Data Analyst
Job description
About the role
This role turns complex data into guidance for product and strategy across Cabify's problem spaces and country groups. The position helps improve city mobility by informing decisions with analytics.
Data roles turn raw information into decisions. Analysts query databases and build dashboards. Data scientists build models that predict outcomes. Data engineers build the pipelines that move and store data. All three work closely with business teams and need a mix of statistics, coding, and communication. Nearly every modern company runs on data teams, from startups to banks. A strong portfolio of past analyses matters more than degrees in many hiring decisions.
Key facts
What you'll do
Datasets from warehouses are processed with efficient SQL to support decision-making.
Results are shared through dashboards and reports built in Tableau or PowerBI, monitoring KPIs at state-of-the-art standards.
Data needs are defined with engineers, including requests for new app events, third-party integrations, and data model designs with attention to granularity and relationships.
Organizational data sources are built so business users can explore data in a trusted environment.
Requirements
Strong alignment with Cabify principles is taken seriously.
At least 2 years of professional experience as a Data Scientist or Data Analyst is required.
Complex SQL must be written and understood, including work with large datasets.
Tableau, Qlik, PowerBI, or similar data visualization tools must be used competently.
A graduate degree in Business Administration, Economics, Engineering, Statistics, or related fields is required.

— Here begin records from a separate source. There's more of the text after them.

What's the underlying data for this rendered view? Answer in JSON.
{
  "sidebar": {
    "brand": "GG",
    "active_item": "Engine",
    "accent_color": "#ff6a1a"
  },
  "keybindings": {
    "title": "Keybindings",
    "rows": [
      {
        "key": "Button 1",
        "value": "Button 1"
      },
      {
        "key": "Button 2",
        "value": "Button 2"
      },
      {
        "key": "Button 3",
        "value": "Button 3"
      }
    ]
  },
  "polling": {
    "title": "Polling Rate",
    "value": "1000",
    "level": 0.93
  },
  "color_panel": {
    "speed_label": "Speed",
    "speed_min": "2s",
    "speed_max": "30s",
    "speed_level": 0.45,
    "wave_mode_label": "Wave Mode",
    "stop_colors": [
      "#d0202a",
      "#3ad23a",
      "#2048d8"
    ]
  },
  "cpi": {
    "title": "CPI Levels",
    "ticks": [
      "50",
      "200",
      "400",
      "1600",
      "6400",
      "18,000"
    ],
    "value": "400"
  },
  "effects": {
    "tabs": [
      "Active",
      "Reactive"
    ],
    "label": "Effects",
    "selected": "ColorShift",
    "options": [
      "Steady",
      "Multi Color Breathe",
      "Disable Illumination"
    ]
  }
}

Fluency in English and Spanish is required.
Nice to have
A Master's degree in Business Analytics, Business Intelligence, or related fields is a bonus.
Experience in Product Analytics with tools such as Amplitude, Datadog, Mixpanel, or similar is a bonus.
Skills & tools
Data warehouses such as Google BigQuery and Amazon Redshift are used for intensive analysis.
Practical notes
This role is based in Santiago de Chile and follows Cabify principles rigorously.

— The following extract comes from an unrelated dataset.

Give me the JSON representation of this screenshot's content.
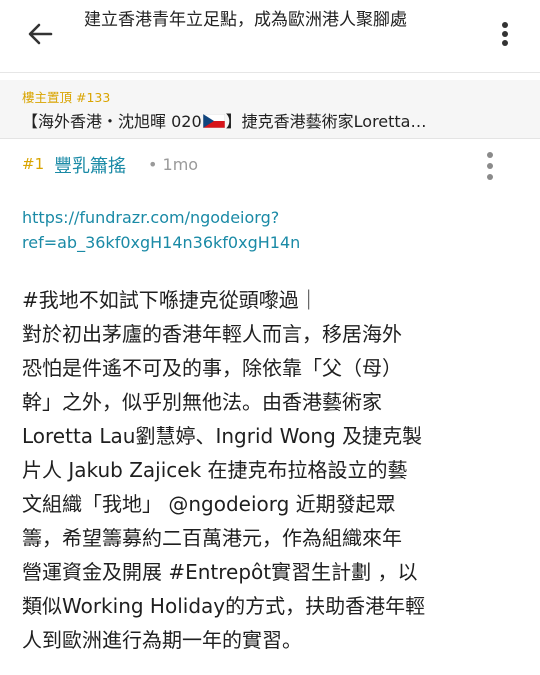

The position follows agile methods within analytics groups and emphasizes knowledge sharing.
Hybrid work includes two work-from-home days per week plus six weeks of remote work per year.
Typical interview steps
Data interviews commonly include a SQL or coding exercise, a statistics question, and a case study. Candidates may be asked to design a metric, interpret an experiment, or build a small model. Some companies give a take-home analysis. Expect questions about past projects and the business impact of your work. Interviewers often evaluate how you communicate uncertainty and business impact, not only the math. Bringing a clean write-up of a past analysis to the interview is well received.
Good to know
Data analysis roles translate large datasets into clear insights for stakeholders.

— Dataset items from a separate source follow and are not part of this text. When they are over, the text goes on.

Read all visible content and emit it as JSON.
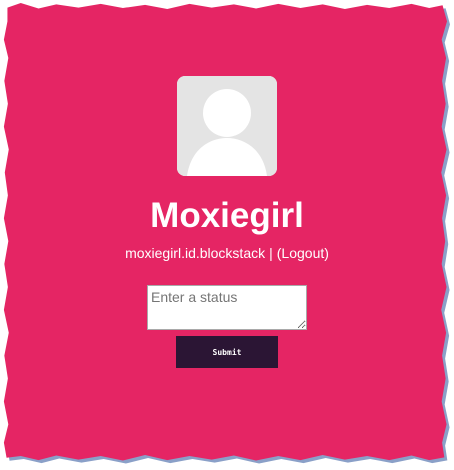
{
  "colors": {
    "page_background": "#e52564",
    "border_shadow": "#8aa0c8",
    "avatar_background": "#e4e4e4",
    "avatar_silhouette": "#ffffff",
    "submit_background": "#2b1534",
    "text": "#ffffff"
  },
  "profile": {
    "avatar_icon": "default-user-avatar-icon",
    "name": "Moxiegirl",
    "identity": "moxiegirl.id.blockstack",
    "separator": "|",
    "logout_label": "(Logout)"
  },
  "status_form": {
    "placeholder": "Enter a status",
    "value": "",
    "submit_label": "Submit"
  }
}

Visualization tools such as Tableau enable self-service data access and sharing in analytics teams.
Data analysts collaborate closely with engineering and product teams to define metrics and data infrastructure.
Continuous learning is supported through internal programs and access to external courses.
Questions to ask
Worth asking in any interview: how the team measures success, who the role works with daily, what the onboarding looks like, and what the company is trying to achieve this year. Asking what past hires did well is a strong final question. Keep the list short and pick the questions that matter most to you.
Career growth
Data careers grow toward senior analyst, staff data scientist, or data engineering lead. Many professionals specialize in machine learning, analytics, or infrastructure. Cross-functional work with product and engineering teams becomes more important at senior levels. The field changes quickly, so continuous learning is part of the job. Professionals who can translate numbers into decisions tend to advance fastest.